Commentary: Why you should embrace your bad writing

Start treating writing as a process, not a singular race to perfection 

By Adhithi Anjali — arts@theaggie.org


We’ve all been there — in the only seat you could find, hunched over your laptop, convincing yourself that now you’re going to get it together. If you could just sit down, maybe in the library — or no, the atmosphere of the coffee shop will definitely get you going — the essay will spill out from your head. But it doesn’t. Instead, you’re writing a word, deleting, rewriting, rewording and searching up Thesaurus.com as you trap yourself in the perpetual loop between writer and editor. 

You desperately try to lay down each syllable with enough precision that your future self won’t regret it, but maybe it’s okay if they do. Now might not be the time when you establish yourself as the perfect writer, whether in personal or academic works. But, you can work towards being the disciplined essayist you need to be by learning to embrace your bad writing. 

Learning to shut down your inner critic, the voice that is convinced you do not have enough research, enough knowledge or enough skill to get your work done, is the first step. The fact is, you do not know if this criticism is warranted until you actually start writing. 

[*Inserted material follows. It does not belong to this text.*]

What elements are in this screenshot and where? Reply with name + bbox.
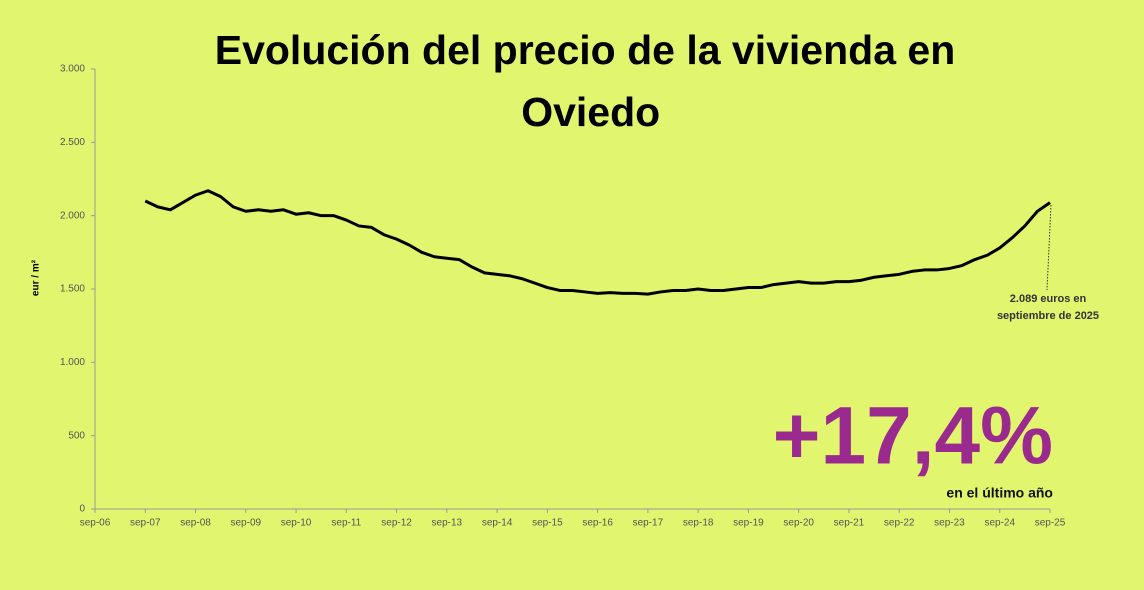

The goal has to shift from trying to fulfill an ideal breadth of knowledge to just getting started. If you find yourself struggling more than usual, try stepping back and simply writing out your thoughts. Empty all the ideas from your mind, no matter how tangled or unfinished, onto the page. 

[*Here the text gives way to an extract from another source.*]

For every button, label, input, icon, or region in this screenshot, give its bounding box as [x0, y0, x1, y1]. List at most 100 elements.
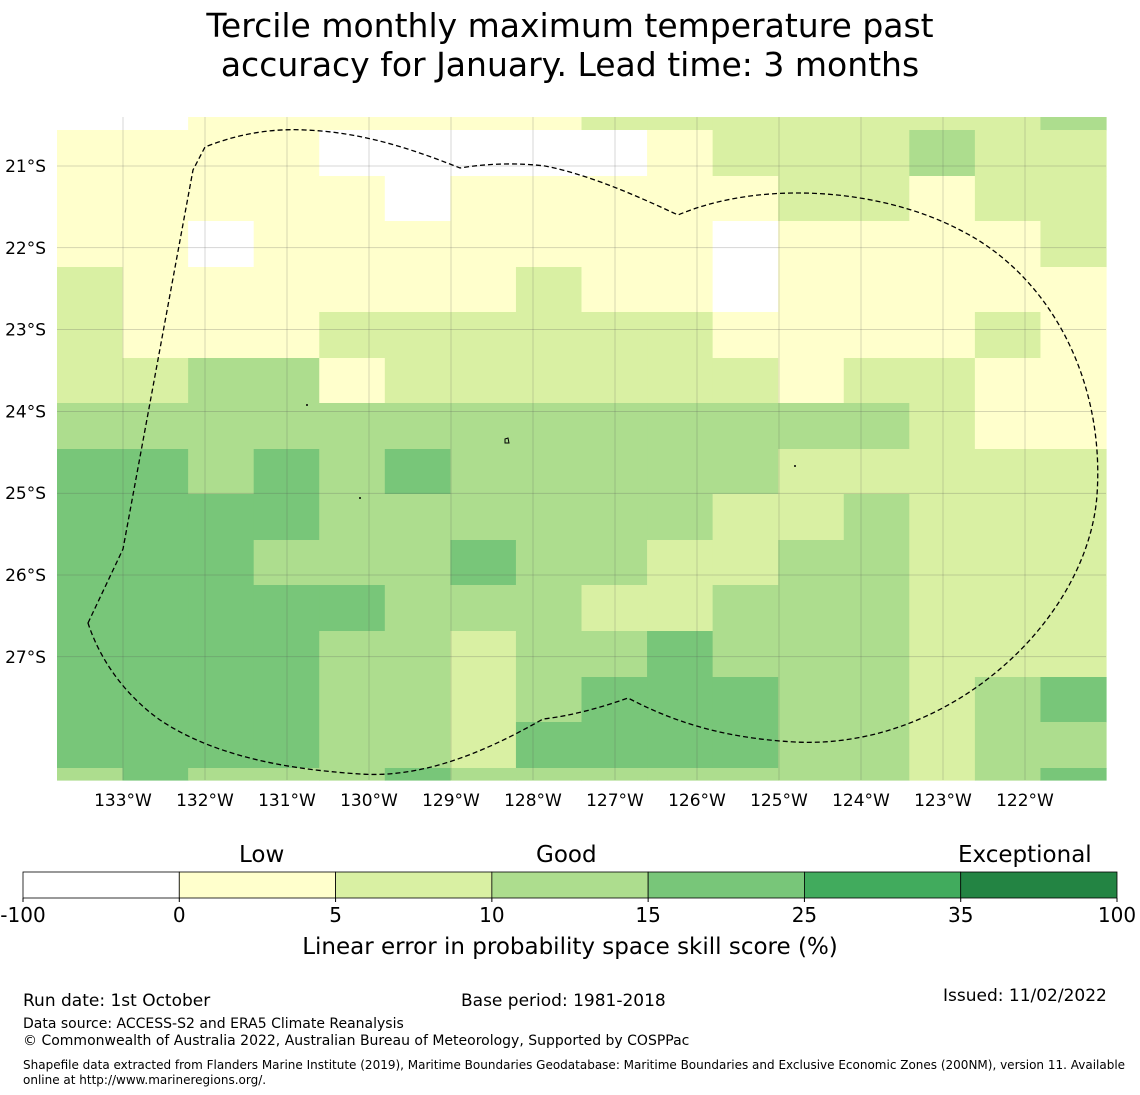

Whether it comes to essays, fiction or poetry, the intention of throwing your mind at the wall is to unravel your own insecurities when it comes to filling a page. It is about treating writing as a creative exercise, a way for you to reorder ideas in your brain. This is a game won with all your cards on the table, so there is no need to hide ideas from your own paper. 

This kind of writing technique might look like just writing down every sentence, phrase or word that crosses your mind within a certain timeframe. Be warned, the result might be rather disappointing — you probably will not end with a magically in-depth and surprisingly intelligent masterpiece. Rather, the accomplishment will be in the fact that you actually committed to writing. Change the purpose of writing from a method of flaunting your intelligence to a method of communicating the frenzy of your mind. The bonus, after all this, is that you will have generated the foundations of your work.

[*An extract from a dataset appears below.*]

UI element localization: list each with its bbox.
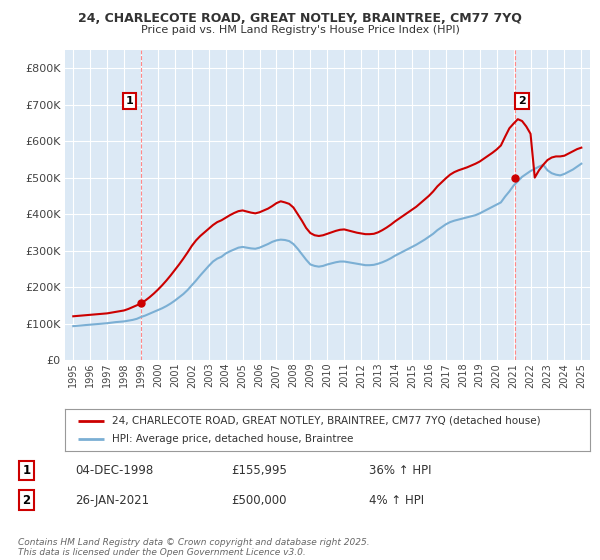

By embracing your terrible writing, you can turn something paralyzingly difficult into something mindlessly easy. Your first draft will highlight the ingenuity of your mind, producing a visual representation of your ability to build connections and generate exciting ideas on your own. But, how do you refine this messy draft into the work you initially sat down to make?

Now, you bring that critical scholar back in. Yes, the one who stalled you for so long. But at this stage, they actually have material to mold and tinker with — something to critique. This is the stage where you find the holes in your analysis or your story that would have stumped you if you tried to write and edit simultaneously, as we all have tried to do. Separate and organize your ideas, add in those transitional phrases your professor will love so much and focus on fluency rather than content. 

Ultimately, it is just a matter of breaking the writing process into multiple jobs and allowing yourself to create a bad piece of work for the sake of creating. You will need to churn out something, but you can make the journey a bit more bearable when you give in to the rambling creative inside of you.